Saturday, May 17, 2008

Business & Economy

USN Current Issue

A Long-Term Bull on Agriculture

Posted January 24, 2008

Auxier Asset Management founder Jeff Auxier is no stranger to the whims of agriculture. Auxier keeps watch over hazelnut and timber crops on his Oregon farm and keeps his eye out for values when running his $115 million Auxier Focus Fund, which returned 5.7 percent in 2007 and has a five-year average return of 11.6 percent. The fund typically has 25 to 30 percent of its holdings in agriculture-related issues.

Auxier spoke with U.S. News about finding good deals in an extra-hot market for both commodities and agricultural stocks.

What do you think of the attention agriculture stocks are getting right now?
The fundamentals for agriculture are interesting. From 1975 to 2005 roughly, food adjusted for inflation, in particular grains, dropped 75 percent. Commodities cycles run 18 to 20 years, and if you go back, historically, there has been a recurring pattern of 18 good years and 18 lousy years. From 1982 to about 2000 was one of these grinding bear markets in commodities. What happens is capacity begins to be shut down and no one invests in the space. About two years ago, wheat was about $3.50 a bushel, and a month ago, we had some of our white wheat at $13 a bushel.

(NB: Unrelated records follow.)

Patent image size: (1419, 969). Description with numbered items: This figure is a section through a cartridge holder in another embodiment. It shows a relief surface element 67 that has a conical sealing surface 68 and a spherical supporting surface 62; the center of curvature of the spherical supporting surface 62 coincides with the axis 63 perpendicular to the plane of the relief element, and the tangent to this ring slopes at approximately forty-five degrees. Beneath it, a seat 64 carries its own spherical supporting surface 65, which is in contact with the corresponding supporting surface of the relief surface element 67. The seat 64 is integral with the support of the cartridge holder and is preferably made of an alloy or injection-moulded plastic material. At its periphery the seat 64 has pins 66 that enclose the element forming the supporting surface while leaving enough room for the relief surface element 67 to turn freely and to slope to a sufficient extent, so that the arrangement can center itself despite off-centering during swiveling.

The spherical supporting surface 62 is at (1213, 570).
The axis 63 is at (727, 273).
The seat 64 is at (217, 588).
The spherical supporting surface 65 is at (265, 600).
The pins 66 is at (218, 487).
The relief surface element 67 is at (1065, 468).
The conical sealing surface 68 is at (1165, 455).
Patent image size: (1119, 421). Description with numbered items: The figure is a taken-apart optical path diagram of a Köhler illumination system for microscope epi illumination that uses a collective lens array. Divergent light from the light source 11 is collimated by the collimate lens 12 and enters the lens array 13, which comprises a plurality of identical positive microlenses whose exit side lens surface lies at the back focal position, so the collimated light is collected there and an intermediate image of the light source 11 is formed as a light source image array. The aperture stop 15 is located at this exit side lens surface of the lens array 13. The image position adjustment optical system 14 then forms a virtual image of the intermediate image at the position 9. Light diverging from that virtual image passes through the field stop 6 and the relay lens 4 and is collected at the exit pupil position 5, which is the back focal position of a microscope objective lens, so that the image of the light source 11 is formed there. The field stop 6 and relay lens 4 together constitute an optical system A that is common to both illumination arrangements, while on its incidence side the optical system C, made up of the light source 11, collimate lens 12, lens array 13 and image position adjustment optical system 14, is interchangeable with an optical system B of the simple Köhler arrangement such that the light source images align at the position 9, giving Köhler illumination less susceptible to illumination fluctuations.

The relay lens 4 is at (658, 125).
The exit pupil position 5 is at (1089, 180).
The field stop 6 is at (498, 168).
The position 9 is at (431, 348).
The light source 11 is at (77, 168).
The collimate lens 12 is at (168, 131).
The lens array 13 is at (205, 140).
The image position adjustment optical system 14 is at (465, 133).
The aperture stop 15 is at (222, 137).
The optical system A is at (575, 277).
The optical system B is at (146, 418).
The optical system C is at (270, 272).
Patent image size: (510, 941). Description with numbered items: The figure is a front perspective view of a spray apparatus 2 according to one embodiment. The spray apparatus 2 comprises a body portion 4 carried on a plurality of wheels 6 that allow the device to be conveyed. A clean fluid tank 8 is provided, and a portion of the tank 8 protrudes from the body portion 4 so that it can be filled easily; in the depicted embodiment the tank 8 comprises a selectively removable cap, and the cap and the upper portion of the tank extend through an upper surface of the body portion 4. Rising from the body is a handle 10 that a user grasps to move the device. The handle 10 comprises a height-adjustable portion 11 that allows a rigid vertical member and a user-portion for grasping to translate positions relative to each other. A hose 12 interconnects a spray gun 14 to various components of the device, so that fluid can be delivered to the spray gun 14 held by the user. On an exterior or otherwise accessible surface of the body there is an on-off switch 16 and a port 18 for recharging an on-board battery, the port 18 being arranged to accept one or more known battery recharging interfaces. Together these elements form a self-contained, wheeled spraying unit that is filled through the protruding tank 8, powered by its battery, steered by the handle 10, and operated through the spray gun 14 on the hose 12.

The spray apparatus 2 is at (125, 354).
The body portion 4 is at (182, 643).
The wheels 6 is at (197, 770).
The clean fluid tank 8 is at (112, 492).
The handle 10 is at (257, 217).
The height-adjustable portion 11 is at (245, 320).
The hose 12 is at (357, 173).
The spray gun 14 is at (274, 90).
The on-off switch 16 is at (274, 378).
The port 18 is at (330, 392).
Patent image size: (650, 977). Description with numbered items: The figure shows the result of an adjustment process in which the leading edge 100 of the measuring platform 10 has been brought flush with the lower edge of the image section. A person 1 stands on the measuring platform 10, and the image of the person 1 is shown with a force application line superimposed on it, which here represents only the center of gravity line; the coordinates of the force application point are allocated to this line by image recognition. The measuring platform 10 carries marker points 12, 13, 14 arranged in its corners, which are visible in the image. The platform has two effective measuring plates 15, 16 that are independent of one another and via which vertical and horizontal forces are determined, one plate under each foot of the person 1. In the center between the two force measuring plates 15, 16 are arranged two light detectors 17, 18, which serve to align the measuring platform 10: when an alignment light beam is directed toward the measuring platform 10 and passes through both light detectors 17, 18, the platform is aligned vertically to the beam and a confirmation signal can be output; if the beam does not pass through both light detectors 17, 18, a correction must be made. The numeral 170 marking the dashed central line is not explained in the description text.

What's behind the pricing difference?
We've had the number of acres committed to wheat way down, and all of a sudden you've got new forces at work. You've got biofuel mandates out of Europe and the U.S. Then you've got 2 to 3 billion new consumers globally, on the same acreages. So that's creating this pricing phenomenon. You've also got this movement toward antioxidants and in living longer through more fruits and vegetables and healthier eating.

Which of your holdings is best positioned to profit from the strength in the agricultural sector?
Well, we've kind of had a run-up. We bought AGCO Corp. at around $16. [It's now about $57.] The problem with Wall Street is, they get excited on a theme, and they've kind of run up the fertilizer companies, and I think there's a little bit too much excitement in there. Where we're going now is the supermarkets—Wal-Mart and Kroger and Tesco out of the U.K. and some of those.

Why supermarkets?
The supermarkets are able to pass through the food prices. Food inflation has gone from around 2.5 percent in 2006, and we're running over 5 percent for 2007 and probably higher for 2008. But China had like 18 percent food inflation for November, annualized.

Are there opportunities in traditional equipment, seed, and fertilizer stocks?
They're sizzling hot right now—just too hot to buy. Their story's becoming recognized. But it's still a bull market, and it will correct. So what you do is identify those businesses that you want to own, and then, when they get hit, hopefully you're there.

What is your outlook for agriculture stocks over the next couple of years?
I think agriculture looks really bright over the next 10 years, if we maintain the biodiesel mandates, with the demographics for baby boomers eating healthier, and then the 2 to 3 billion [new] consumers. Our export market looks really good for wheat. So it looks real good from the investment standpoint. We try to buy value and buy them when they're somewhat cheap. There will be corrections as the global economy slows and people get fearful.

You're invested in chemical giant and herbicide maker DuPont and agricultural storage and transport company the Andersons Inc. Did you get in early?
We bought DuPont when it was way out of favor and pretty cheap historically.... Andersons has been more of a recent pick. But it's extremely well run, and it's been family run for 60 years. They're conservative, and they know their business.

You tend to stress business analysis and research, but doesn't the weather element make that difficult with agriculture stocks?
I think that the big thing is the U.S. technological lead, in terms of what Monsanto's doing and our leadership with Deere and Caterpillar. Our productivity lead globally will probably offset some of the weather risk. But you know, I've been doing this, living on a farm, for 20 years. So I just have a huge appreciation for how much you can lose.

So what's your best piece of advice for a retail investor looking at agricultural stocks?
I think it's like all investing. You kind of identify areas you have an understanding of, and you watch them and you kind of buy them on corrections. You need a great buy, basically. You can't count on bubbles.